Cruising in the Mediterranean does come with a couple of downfalls. The first is that the itineraries are very port intensive. In fact, after leaving Barcelona, there are just two sea days out of 13 days before the end of the cruise. The second some the ports are long days especially if you choose full day tours.
Civitavecchia is the closest port of call that allows access to the city of Rome. Of course, I could not pass up the opportunity to visit Rome when I would be this close, even if the tour was 11 hours. A good portion of this time though is taken up with around two hours each way between the port and Rome.

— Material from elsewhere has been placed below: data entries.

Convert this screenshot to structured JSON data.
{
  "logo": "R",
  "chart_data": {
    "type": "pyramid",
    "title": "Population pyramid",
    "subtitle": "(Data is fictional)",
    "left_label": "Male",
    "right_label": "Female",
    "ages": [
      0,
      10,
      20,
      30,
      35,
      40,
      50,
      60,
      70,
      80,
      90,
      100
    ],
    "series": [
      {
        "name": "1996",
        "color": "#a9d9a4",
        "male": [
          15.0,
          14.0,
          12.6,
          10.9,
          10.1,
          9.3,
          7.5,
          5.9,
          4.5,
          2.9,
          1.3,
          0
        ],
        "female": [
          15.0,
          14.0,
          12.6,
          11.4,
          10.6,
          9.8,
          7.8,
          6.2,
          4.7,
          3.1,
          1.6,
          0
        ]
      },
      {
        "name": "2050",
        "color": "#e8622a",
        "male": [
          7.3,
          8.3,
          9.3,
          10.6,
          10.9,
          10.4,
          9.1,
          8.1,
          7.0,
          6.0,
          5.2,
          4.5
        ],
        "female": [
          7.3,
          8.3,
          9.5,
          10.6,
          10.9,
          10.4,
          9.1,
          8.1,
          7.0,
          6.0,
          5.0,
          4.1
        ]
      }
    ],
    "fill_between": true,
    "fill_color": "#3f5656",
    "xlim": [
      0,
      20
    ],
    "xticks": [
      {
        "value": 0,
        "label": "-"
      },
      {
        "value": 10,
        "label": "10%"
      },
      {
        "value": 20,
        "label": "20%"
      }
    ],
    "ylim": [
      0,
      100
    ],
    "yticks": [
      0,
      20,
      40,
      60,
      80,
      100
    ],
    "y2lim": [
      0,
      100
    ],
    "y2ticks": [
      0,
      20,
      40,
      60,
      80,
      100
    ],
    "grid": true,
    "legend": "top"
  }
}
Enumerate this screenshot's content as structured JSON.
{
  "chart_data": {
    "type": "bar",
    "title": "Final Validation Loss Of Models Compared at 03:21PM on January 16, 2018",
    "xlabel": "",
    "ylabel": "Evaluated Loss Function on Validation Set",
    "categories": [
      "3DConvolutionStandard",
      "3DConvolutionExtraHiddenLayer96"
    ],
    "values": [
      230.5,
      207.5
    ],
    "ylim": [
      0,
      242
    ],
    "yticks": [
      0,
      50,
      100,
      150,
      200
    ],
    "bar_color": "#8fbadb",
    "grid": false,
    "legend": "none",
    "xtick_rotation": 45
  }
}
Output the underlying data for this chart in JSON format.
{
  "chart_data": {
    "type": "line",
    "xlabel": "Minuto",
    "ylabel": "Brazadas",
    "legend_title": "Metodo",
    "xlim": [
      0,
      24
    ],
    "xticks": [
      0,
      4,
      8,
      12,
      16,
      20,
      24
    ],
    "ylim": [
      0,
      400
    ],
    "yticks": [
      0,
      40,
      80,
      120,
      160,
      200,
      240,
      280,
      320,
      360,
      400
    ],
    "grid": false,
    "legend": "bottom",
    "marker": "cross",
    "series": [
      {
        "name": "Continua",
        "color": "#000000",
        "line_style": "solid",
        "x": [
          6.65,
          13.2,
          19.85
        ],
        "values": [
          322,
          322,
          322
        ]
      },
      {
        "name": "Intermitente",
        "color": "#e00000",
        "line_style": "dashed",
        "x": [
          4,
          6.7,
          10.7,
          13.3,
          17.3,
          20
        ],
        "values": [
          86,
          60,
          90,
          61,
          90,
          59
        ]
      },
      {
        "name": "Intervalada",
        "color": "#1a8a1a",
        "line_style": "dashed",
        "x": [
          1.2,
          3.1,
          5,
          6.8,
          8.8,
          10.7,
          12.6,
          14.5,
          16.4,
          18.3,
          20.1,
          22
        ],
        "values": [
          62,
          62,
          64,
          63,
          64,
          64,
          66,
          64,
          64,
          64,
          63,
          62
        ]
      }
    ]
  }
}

As a city, I believe Rome probably has some of the most recognisable buildings in the world. Getting to see just a couple and go inside of them was quite amazing. Some of the buildings we only got to see in passing, such as the Colosseum. Other’s like St Peter’s Basilica I got to visit.
The first part of the tour after reaching Rome is purely driving. Even if we do not get to visit some of the sites, they did try to show us all the important ones. However, for taking photos, this is the worst way to travel. But I do very much understand the point of view that there is only limited time to fit things into.
Above is part of an Ancient Roman Aqua-duct. At one point in time, this would have been used to transport the water supply around the city.
Above is one of the suburbs of Rome that we passed through. I honestly could not say just where this was.
A section of the ruins of Foro Romano (Roman Forum) taken from Via del Circo Massimo.
I am happy to say that at sometimes you do get lucky capturing images out of a moving bus. Above is the Victor Emmanuel Monument in Rome. The bus passed this monument twice, and there was only a slight moment to capture the photo.
The final photo from the bus was this beautiful church across the Tiber River. From here it was onto the first stop of the day, and one a few had been waiting for, Lunch.
St Peter’s Basilica
One of the main highlights of the tour today was a visit to St Peter’s Basilica. In fact, while the tour mainly took place in Italy, it was this visit that took us to what is technically another country. The country is Vatican City, which is in fact, the smallest country in the world. Vatican City is an independent city-state that covers just over 100 acres and is encircled by a 2-mile border in the middle of Rome.
There was a rather long wait in the line to enter St Peter’s Basilica. Plus a lot of people inside as well, but even so it did not seem crowded. It is a breathtaking and detailed church to visit as you can see from the photos below.
Even before entering the church itself you know you are in for a treat from the grand entrance way. There is plenty of marble and columns, and something to look at whether it is the floor or the ceiling.
The interior of St Peter’s Basilica is immense and being inside here you do feel very small. But this comes as no surprise considering that it is the largest interior of any Christian church in the world.
It is rather difficult to convey the sheer scale of some aspects of the Basilica in images. Looking up into the main dome you may be able to get some idea, the letters around the bottom are around 2 metres in height.
As you are leaving St Peter’s Basilica, you have a great view across St Peter’s Square. I could not even imagine being here in one of the larger gatherings where the square might have tens of thousands of people.
Back To The Ship
Even the best days must come to an end at some point. Since it took two hours to drive to Rome, it would take around the same time to get back to the ship. I was quite happy watching the countryside passing.
The day in Rome was outstanding, and while I had not considered staying in Rome before, I would happily return. There is still so much to see in Rome; I doubt even a week would be enough.
The departure of the ship from Civitavecchia was rather well timed today. It was right on sunset as the ship set sail and it was a rather beautiful sunset. I captured this image of one of the other cruise ships leaving a little ahead of our ship.